Where Are All The Women In Tech?

The Women And Tech panel is pictured at Venture Days, Luxexpo The Box, on 18 October 2023. (Photo: © Silicon Luxembourg)

As women remain significantly outnumbered by men in technology and entrepreneur fundraising, these entrepreneurs shared what it means to be a woman in tech.

During day two of the Luxembourg Venture Days, a panel of businesswomen and technology evangelists discussed the under-representation of women in technology jobs and startups. 

According to the World Economic Forum’s Gender Gap Report, published in June 2023, women occupy under a third of workers in tech roles, and only a quarter in Luxembourg. In startups, the picture is no better. A Luxinnovation survey found that women-founded or co-founded startups made up 6% of the estimated 550 startups in the country. And globally, only 3% of VC investment makes it into startups with a woman founder or co-founder. 

With tech skills in hot demand in the grand duchy and the world over, and evidence showing that women-led companies tend to perform better than those helmed by a male CEO, the case for gender equity could not be stronger. But, barriers remain.

“We’re not doing enough in this ecosystem and we must realise that there’s still so much we can do,” said Marina Andrieu, managing director of Women in Digital Empowerment, a social impact company focused on technology training. She added: “We need more support for women. It can’t stay the way it is.

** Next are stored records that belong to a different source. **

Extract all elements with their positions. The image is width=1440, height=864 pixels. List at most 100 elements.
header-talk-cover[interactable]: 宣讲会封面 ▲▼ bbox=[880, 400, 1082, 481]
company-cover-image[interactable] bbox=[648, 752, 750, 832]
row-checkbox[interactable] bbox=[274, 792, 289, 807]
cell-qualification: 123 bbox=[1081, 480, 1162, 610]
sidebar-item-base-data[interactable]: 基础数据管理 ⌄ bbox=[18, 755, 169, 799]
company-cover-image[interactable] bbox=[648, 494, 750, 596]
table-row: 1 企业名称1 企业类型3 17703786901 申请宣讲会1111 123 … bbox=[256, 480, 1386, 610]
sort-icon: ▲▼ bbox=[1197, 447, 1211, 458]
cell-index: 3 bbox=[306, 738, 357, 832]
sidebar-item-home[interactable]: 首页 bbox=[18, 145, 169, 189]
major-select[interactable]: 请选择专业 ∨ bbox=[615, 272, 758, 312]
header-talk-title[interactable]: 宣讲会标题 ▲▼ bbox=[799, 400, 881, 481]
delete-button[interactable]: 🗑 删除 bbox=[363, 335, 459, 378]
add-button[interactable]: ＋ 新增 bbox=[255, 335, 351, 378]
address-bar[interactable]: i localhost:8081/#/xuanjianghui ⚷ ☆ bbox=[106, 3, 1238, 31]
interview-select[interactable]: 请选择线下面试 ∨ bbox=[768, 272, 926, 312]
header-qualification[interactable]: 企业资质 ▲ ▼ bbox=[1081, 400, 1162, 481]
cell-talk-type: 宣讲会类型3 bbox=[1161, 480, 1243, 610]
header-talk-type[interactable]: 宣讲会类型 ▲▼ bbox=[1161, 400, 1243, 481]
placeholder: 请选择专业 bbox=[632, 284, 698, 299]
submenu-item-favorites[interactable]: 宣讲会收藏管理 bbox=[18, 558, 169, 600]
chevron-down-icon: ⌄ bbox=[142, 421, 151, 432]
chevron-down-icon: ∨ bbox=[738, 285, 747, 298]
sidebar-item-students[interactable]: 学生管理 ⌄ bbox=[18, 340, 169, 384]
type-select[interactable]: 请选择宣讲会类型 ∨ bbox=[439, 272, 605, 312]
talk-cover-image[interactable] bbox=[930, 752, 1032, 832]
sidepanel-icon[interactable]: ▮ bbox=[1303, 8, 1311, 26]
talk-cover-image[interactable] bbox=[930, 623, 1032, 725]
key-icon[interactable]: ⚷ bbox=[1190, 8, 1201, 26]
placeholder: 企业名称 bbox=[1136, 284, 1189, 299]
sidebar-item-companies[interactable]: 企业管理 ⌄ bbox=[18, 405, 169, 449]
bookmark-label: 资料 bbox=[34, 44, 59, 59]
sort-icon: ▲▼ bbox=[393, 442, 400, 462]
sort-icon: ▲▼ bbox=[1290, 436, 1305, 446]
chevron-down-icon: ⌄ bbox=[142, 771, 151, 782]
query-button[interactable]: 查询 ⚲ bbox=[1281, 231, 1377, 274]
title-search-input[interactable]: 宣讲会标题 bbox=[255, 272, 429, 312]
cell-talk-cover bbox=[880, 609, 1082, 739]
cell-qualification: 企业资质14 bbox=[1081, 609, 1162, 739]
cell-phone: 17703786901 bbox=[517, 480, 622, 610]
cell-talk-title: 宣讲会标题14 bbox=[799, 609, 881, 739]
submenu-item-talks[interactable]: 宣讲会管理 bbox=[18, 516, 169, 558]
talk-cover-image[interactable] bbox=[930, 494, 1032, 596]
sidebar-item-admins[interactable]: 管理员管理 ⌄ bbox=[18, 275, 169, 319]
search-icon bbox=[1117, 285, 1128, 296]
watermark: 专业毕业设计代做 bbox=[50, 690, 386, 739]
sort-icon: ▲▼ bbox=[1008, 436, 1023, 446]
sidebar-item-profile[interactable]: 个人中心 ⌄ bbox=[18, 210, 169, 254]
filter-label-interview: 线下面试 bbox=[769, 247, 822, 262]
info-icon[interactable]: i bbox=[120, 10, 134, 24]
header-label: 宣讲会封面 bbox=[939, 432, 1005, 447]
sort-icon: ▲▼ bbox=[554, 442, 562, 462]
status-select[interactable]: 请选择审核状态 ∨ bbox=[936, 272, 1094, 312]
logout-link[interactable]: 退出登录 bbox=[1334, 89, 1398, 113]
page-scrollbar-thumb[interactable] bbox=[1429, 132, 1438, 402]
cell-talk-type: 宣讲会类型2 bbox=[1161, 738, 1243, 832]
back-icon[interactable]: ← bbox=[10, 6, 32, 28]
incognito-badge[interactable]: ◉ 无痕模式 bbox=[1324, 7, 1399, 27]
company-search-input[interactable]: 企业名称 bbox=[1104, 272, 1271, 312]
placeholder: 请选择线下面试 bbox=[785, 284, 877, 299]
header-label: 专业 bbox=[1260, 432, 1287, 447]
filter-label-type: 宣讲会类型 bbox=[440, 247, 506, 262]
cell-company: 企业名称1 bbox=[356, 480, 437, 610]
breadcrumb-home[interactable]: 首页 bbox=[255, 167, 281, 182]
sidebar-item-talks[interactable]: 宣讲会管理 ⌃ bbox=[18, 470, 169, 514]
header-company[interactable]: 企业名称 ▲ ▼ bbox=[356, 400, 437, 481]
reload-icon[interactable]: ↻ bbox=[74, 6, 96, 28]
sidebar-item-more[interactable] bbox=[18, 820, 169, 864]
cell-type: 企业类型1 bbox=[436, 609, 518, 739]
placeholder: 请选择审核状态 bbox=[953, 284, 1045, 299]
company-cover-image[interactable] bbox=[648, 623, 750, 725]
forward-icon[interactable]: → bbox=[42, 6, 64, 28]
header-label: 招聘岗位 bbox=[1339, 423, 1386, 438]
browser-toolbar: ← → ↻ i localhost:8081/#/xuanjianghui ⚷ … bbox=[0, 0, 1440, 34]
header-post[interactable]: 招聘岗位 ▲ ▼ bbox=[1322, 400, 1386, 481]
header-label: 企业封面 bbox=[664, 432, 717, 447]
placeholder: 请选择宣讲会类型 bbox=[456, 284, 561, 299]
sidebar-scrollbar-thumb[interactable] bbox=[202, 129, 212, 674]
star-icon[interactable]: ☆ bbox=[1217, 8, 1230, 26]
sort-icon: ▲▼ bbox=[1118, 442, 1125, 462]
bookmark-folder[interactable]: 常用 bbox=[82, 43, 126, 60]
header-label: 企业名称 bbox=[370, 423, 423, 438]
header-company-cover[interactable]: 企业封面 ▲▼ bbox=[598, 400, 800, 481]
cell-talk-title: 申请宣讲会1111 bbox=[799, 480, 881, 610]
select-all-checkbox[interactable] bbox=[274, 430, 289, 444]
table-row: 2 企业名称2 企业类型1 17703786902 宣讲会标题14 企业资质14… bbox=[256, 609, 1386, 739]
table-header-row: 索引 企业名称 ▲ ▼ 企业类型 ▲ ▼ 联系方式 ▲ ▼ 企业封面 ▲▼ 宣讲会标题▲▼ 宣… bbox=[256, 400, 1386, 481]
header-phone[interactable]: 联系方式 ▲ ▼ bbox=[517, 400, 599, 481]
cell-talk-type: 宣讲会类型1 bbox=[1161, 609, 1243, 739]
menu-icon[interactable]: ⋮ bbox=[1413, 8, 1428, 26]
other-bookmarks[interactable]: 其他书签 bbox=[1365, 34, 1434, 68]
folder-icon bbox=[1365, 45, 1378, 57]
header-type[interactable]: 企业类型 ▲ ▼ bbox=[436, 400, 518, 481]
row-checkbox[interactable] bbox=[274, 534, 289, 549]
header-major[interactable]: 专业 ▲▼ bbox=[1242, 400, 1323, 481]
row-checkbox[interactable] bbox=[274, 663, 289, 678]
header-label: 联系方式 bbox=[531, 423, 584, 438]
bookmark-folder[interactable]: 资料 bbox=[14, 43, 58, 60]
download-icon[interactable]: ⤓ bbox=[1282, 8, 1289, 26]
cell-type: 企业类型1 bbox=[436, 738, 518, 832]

We need to take this issue more seriously and turn this problem into an opportunity.”

Among the barriers highlighted in the Women And Tech panel were a lack of role models, limiting stereotypes and education, although the latter is now changing with the activities of players like the Luxembourg Tech School, offering co-ed coding and entrepreneurship skills. 

Role models

“What’s causing this gap? Biases and stereotypes that women don’t belong in technology careers and the lack of female role models. When I started my career in a Big 4 company, I told myself ‘in 10 years, I want to be a partner!’ Then I looked at the partners and realised I didn’t want to be like these people. They didn’t look like me,” said co-managing director of Girls in Tech Luxembourg Patricia Souza. 

The panel’s experts offered hope that excellent role models do exist. But they did not water down how challenging the experience of running a company can be. Elodie Trojanowski, who recently sold her tech IT consultancy Lux Factory, was left holding the baby when her co-founder suddenly passed away three years ago. 

“Growth is important when you’re a startup but please take into consideration risk management and putting in place good practices,” she warned. 

Sexism and flexibility

Györgyi Szakmar, who founded education app EduGamiTech to teach children, explained she had made the difficult decision to pivot and offer the platform for adults. “Even if you have the drive and vision and really believe that you’re going to change the world, there will be times you feel down, when you don’t get funded, when you enter the room and people look behind you to see where the boss is,” she said. 

Zineb Bensaïd Chief Knowledge Officer and founder of Dealfox, a marketplace for sourcing investment opportunities, talked of juggling work and private life as an entrepreneur. “I created Dealfox as a single mother. I think here the main challenge is time management.” She found that delegating household tasks, for example by hiring a cleaner, enabled her to focus her non-work time on family. 

But, she also pointed out an advantage that entrepreneurship offers: “As an entrepreneur, you can have the kind of flexibility that employees don’t have.”

Education

Much of the discussion touched upon awareness raising among adults and education. Luxembourg Tech School director Anush Manukyan. “The key is education and especially starting from a younger age. Because you begin to have these reflections of what you want to do at a young age.”
Ekaterina Bereziy of ExoAtlet, an exoskeleton rehabilitation scale-up, agreed. “From my point of view, it is more important to know exactly what you would like to achieve,” she said, adding that schools, universities and families all have a role to play in showing girls and young women the opportunities in tech.